Abul Kalam Azad quits as DG of health services amid COVID-19 scandals

Abul Kalam Azad has resigned as the chief of the Directorate General of Health Services, a key agency in the fight against the pandemic, amid a series of scams related to COVID-19 tests.

Senior Correspondentbdnews24.com
Published : 21 July 2020, 02:06 PM
Updated : 21 July 2020, 04:27 PM

The director general of health services submitted the resignation letter to the public administration ministry on Tuesday, Health Secretary Abdul Mannan told bdnews24.com.

Public Administration Secretary Shaikh Yusuf Harun told bdnews24.com at night that he was at office until 5pm but did not receive the resignation letter.

Azad might have sent the letter in an envelope marked confidential after 5pm, Harun said. They will forward it to President Md Abdul Hamid once it is with them.  “His contract will be terminated when we get the approval from there [Bangabhaban],” he said.

Azad has been facing intense criticism since March, when COVID-19 struck Bangladesh and gave rise to the scandals in the health sector.  

It began with the ordinary surgical masks passed as N95, a type of respirator that is crucial for health workers in the fight against COVID-19, at government hospitals.    

When the fake coronavirus test scams involving Regent Hospital and JKG Health Care started to come out, a spat between the DGHS and the health ministry sprung out in the open as well.

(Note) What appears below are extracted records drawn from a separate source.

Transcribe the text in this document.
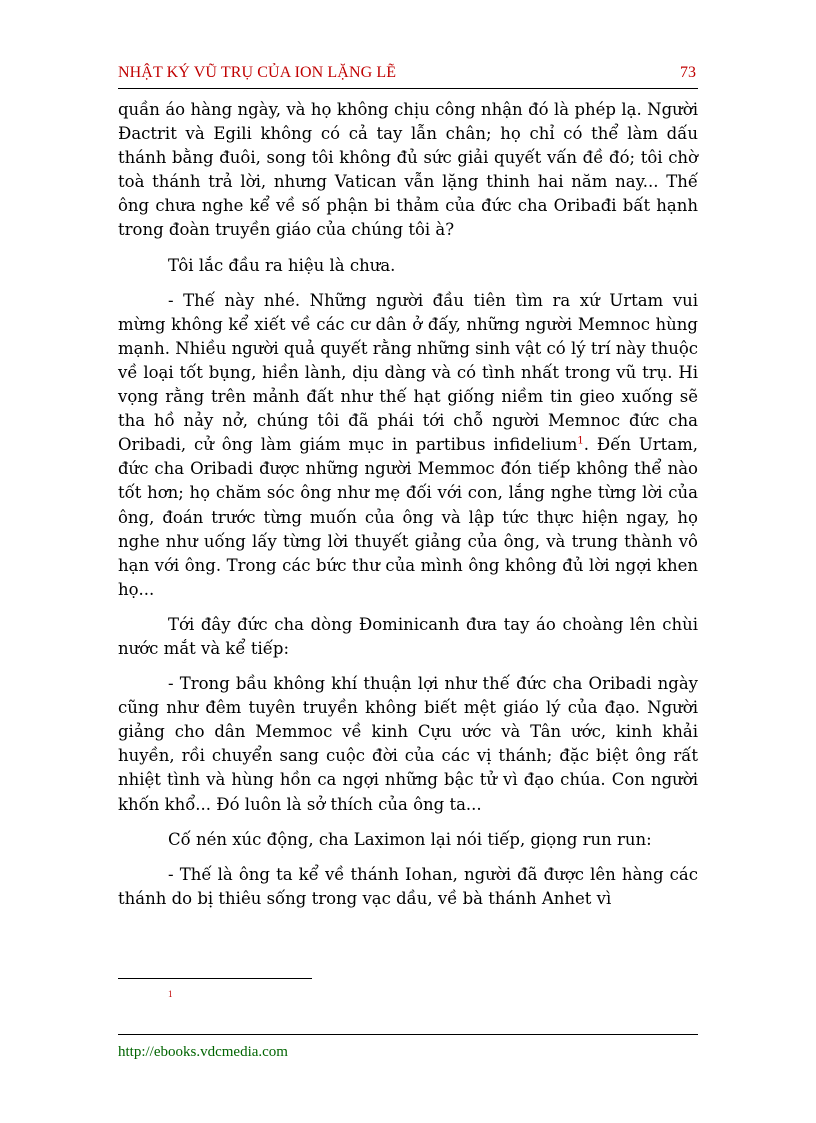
NHẬT KÝ VŨ TRỤ CỦA ION LẶNG LẼ	73

quần áo hàng ngày, và họ không chịu công nhận đó là phép lạ. Người Đactrit và Egili không có cả tay lẫn chân; họ chỉ có thể làm dấu thánh bằng đuôi, song tôi không đủ sức giải quyết vấn đề đó; tôi chờ toà thánh trả lời, nhưng Vatican vẫn lặng thinh hai năm nay... Thế ông chưa nghe kể về số phận bi thảm của đức cha Oribađi bất hạnh trong đoàn truyền giáo của chúng tôi à?

Tôi lắc đầu ra hiệu là chưa.

- Thế này nhé. Những người đầu tiên tìm ra xứ Urtam vui mừng không kể xiết về các cư dân ở đấy, những người Memnoc hùng mạnh. Nhiều người quả quyết rằng những sinh vật có lý trí này thuộc về loại tốt bụng, hiền lành, dịu dàng và có tình nhất trong vũ trụ. Hi vọng rằng trên mảnh đất như thế hạt giống niềm tin gieo xuống sẽ tha hồ nảy nở, chúng tôi đã phái tới chỗ người Memnoc đức cha Oribadi, cử ông làm giám mục in partibus infidelium$^1$. Đến Urtam, đức cha Oribadi được những người Memmoc đón tiếp không thể nào tốt hơn; họ chăm sóc ông như mẹ đối với con, lắng nghe từng lời của ông, đoán trước từng muốn của ông và lập tức thực hiện ngay, họ nghe như uống lấy từng lời thuyết giảng của ông, và trung thành vô hạn với ông. Trong các bức thư của mình ông không đủ lời ngợi khen họ...

Tới đây đức cha dòng Đominicanh đưa tay áo choàng lên chùi nước mắt và kể tiếp:

- Trong bầu không khí thuận lợi như thế đức cha Oribadi ngày cũng như đêm tuyên truyền không biết mệt giáo lý của đạo. Người giảng cho dân Memmoc về kinh Cựu ước và Tân ước, kinh khải huyền, rồi chuyển sang cuộc đời của các vị thánh; đặc biệt ông rất nhiệt tình và hùng hồn ca ngợi những bậc tử vì đạo chúa. Con người khốn khổ... Đó luôn là sở thích của ông ta...

Cố nén xúc động, cha Laximon lại nói tiếp, giọng run run:

- Thế là ông ta kể về thánh Iohan, người đã được lên hàng các thánh do bị thiêu sống trong vạc dầu, về bà thánh Anhet vì

1
http://ebooks.vdcmedia.com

As the directorate said it had signed the deal with Regent for the treatment of COVID-19 patients on orders from health ministry “high-ups”, the ministry sought his explanation, asking him who the “high-ups” were. In reply, Azad named former health secretary Ashadul Islam.      

Azad himself was infected with the novel coronavirus and was in hospital care in May before recovery.

In his first appearance in the daily COVID-19 press briefing after the recovery, he stirred a debate saying coronavirus infection could persist for another “two to three years”.

He apologised the following day. The script that he was reading from in the online briefing had been "hastily prepared" and as such, he "couldn't carefully review its contents before going public", Azad said.

He clarified that the coronavirus will exist in countries until a successful vaccine is developed and successfully applied to a sufficient number of people, which may take two to three years or even more.

Prior to his appointment as director general in 2016, Azad was the additional director general for planning and then administration at the DGHS. He had also worked as the director of the directorate’s Management Information Department.

The government had extended his appointment on contract until April next year when his tenure had ended.

Hailing from Nilphamari, he received an MBBS degree from Dhaka Medical College in 1983 and MPhil from Bangabandhu Sheikh Mujib Medical University in 1990. He became a professor in 2001.